Methyl (S)-6-(3-((3-(1H-indol-2-yl)-1-methoxy-1-oxopropan-2-yl)amino)propoxy)benzo[d]thiazole-2-carboxylate (2b)

The title compound was synthesised according to the procedure in Section “General Procedure for preparing compounds (2a–2e)”, using methyl ester of L-tryptophan amino acid and 1,3-dibromopropane. The product was purified by CC (DCM:MeOH, 100:1.5); orange semisolid; yield: 8.3%; ¹H NMR (400 MHz, DMSO-d₆) δ 10.80 (s, 1H), 8.05 (d, J = 9.0 Hz, 1H), 7.68 (d, J = 2.2 Hz, 1H), 7.45 (d, J = 7.9 Hz, 1H), 7.30 (d, J = 8.0 Hz, 1H), 7.18 − 7.15 (m, 1H), 7.09 (d, J = 1.5 Hz, 1H), 7.02 (d, J = 7.6 Hz, 1H), 6.93 (t, J = 7.3 Hz, 1H), 4.08 (t, J = 6.2 Hz, 2H), 3.95 (s, 3H), 2.98 (d, J = 6.6 Hz, 3H), 2.72 − 2.65 (m, 1H), 2.61 − 2.54 (m, 1H), 1.88 − 1.81 (m, 3H), 1.22 (s, 3H); MS (ESI): m/z = 468.12 (M + H)⁺.

Methyl 2-(6-(3-(((R)-2-methoxy-2-oxo-1-phenylethyl)amino)propoxy)benzo[d]thiazole-2-carboxamido)-2-phenylacetate (2c)

The title compound was synthesised according to the procedure in Section “General Procedure for preparing compounds (2a–2e)”, using methyl ester of L-tyrosine amino acid and 1,4-dibromobutane.
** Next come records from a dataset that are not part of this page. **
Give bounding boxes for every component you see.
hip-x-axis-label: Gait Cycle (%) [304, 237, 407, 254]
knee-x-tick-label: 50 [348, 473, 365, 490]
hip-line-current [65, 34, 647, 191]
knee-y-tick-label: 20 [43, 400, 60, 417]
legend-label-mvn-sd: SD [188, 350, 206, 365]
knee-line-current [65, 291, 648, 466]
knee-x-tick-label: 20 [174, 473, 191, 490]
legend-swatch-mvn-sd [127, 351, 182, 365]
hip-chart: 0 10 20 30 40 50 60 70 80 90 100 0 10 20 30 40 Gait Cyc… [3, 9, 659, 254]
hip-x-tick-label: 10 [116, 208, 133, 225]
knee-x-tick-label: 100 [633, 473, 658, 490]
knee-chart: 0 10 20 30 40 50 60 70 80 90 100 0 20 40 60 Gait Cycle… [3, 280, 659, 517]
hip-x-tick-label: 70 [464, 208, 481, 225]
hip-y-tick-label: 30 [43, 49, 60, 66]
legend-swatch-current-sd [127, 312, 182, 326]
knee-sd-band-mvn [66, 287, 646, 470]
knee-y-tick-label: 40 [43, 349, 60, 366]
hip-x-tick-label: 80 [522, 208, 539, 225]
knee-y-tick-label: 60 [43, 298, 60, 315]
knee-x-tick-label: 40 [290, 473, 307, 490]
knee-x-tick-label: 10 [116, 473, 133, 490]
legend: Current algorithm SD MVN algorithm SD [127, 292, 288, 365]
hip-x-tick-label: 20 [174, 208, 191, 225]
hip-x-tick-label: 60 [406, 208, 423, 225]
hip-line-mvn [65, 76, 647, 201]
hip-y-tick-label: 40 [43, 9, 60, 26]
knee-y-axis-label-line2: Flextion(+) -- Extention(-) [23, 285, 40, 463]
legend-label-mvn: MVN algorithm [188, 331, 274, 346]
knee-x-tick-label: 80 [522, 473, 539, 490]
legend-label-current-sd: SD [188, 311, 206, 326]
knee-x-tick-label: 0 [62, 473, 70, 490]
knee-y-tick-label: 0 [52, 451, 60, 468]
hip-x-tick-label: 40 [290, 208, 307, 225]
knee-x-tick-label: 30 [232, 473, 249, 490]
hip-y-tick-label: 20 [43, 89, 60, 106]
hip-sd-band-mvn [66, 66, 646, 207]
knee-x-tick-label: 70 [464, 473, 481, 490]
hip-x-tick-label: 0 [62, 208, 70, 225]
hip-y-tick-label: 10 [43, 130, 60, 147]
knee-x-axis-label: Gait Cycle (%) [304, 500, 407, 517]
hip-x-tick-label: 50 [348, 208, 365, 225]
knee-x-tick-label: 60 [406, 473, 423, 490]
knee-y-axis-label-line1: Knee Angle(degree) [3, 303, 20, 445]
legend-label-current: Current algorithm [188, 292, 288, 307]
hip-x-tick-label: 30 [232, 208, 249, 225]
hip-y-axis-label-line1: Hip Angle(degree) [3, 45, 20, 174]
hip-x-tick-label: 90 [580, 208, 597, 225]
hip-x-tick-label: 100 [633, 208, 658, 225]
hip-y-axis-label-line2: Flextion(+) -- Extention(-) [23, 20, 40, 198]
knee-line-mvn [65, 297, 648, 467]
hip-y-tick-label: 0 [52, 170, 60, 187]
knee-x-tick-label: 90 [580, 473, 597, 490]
The product was purified by CC (DCM:MeOH, 100:1); yellow semisolid; yield: 74.8%; ¹H NMR (500 MHz, DMSO-d₆) δ 9.18 (s, 1H), 8.08 (d, J = 9.1 Hz, 1H), 7.77 (d, J = 2.5 Hz, 1H), 7.23 (dd, J = 9.0, 2.6 Hz, 1H), 6.95 − 6.93 (m, 2H), 6.64 − 6.62 (m, 2H), 4.05 (t, J = 6.5 Hz, 2H), 3.96 (s, 3H), 3.53 (s, 3H), 3.38 (dd, J = 9.1, 4.8 Hz, 1H), 2.75 − 2.70 (m, 2H), 2.55 (dt, J = 11.5, 7.1 Hz, 1H), 2.48 − 2.42 (m, 1H), 1.78 − 1.72 (m, 2H), 1.55 − 1.49 (m, 2H), 1.23 (s, 1H); ¹³C NMR (126 MHz, DMSO-d₆) δ 169.66, 160.47, 158.61, 155.78, 154.64, 147.07, 138.11, 129.95, 127.62, 125.57, 118.05, 114.92, 105.01, 68.16, 62.87, 53.30, 51.14, 46.73, 37.97, 26.19, 25.85; MS (ESI): m/z = 459.14 (M + H)⁺.

Methyl (R)-6-(4-((3-(4-hydroxyphenyl)-1-methoxy-1-oxopropan-2-yl)amino)butoxy)benzo[d]thiazole-2-carboxylate (2d)

The title compound was synthesised according to the procedure in Section “General Procedure for preparing compounds (2a–2e)”, using methyl ester of L-phenyl glycine amino acid and 1,4-dibromobutane. The product was purified by CC (DCM:MeOH, 100:2); brown semisolid; yield: 13.5%; ¹H NMR (400 MHz, DMSO-d₆) δ 8.07 (dd, J = 9.1, 2.8 Hz, 1H), 7.74 (d, J = 2.4 Hz, 1H), 7.59 (d, J = 7.3 Hz, 1H), 7.40 − 7.25 (m, 5H), 4.39 (dd, J = 13.3, 6.1 Hz, 1H), 4.05 (t, J = 6.3 Hz, 2H), 3.94 (s, 3H), 3.68 (s, 1H), 3.58 (s, 2H), 2.01 − 1.94 (m, 1H), 1.60 − 1.54 (m, 1H), 1.35 (t, J = 7.1 Hz, 1H), 1.22 (s, 4H); MS (ESI): m/z = 429.12 (M + H)⁺.

Methyl (R)-6-(4-((2-methoxy-2-oxo-1-phenylethyl)amino)butoxy)benzo[d]thiazole-2-carboxylate (2e)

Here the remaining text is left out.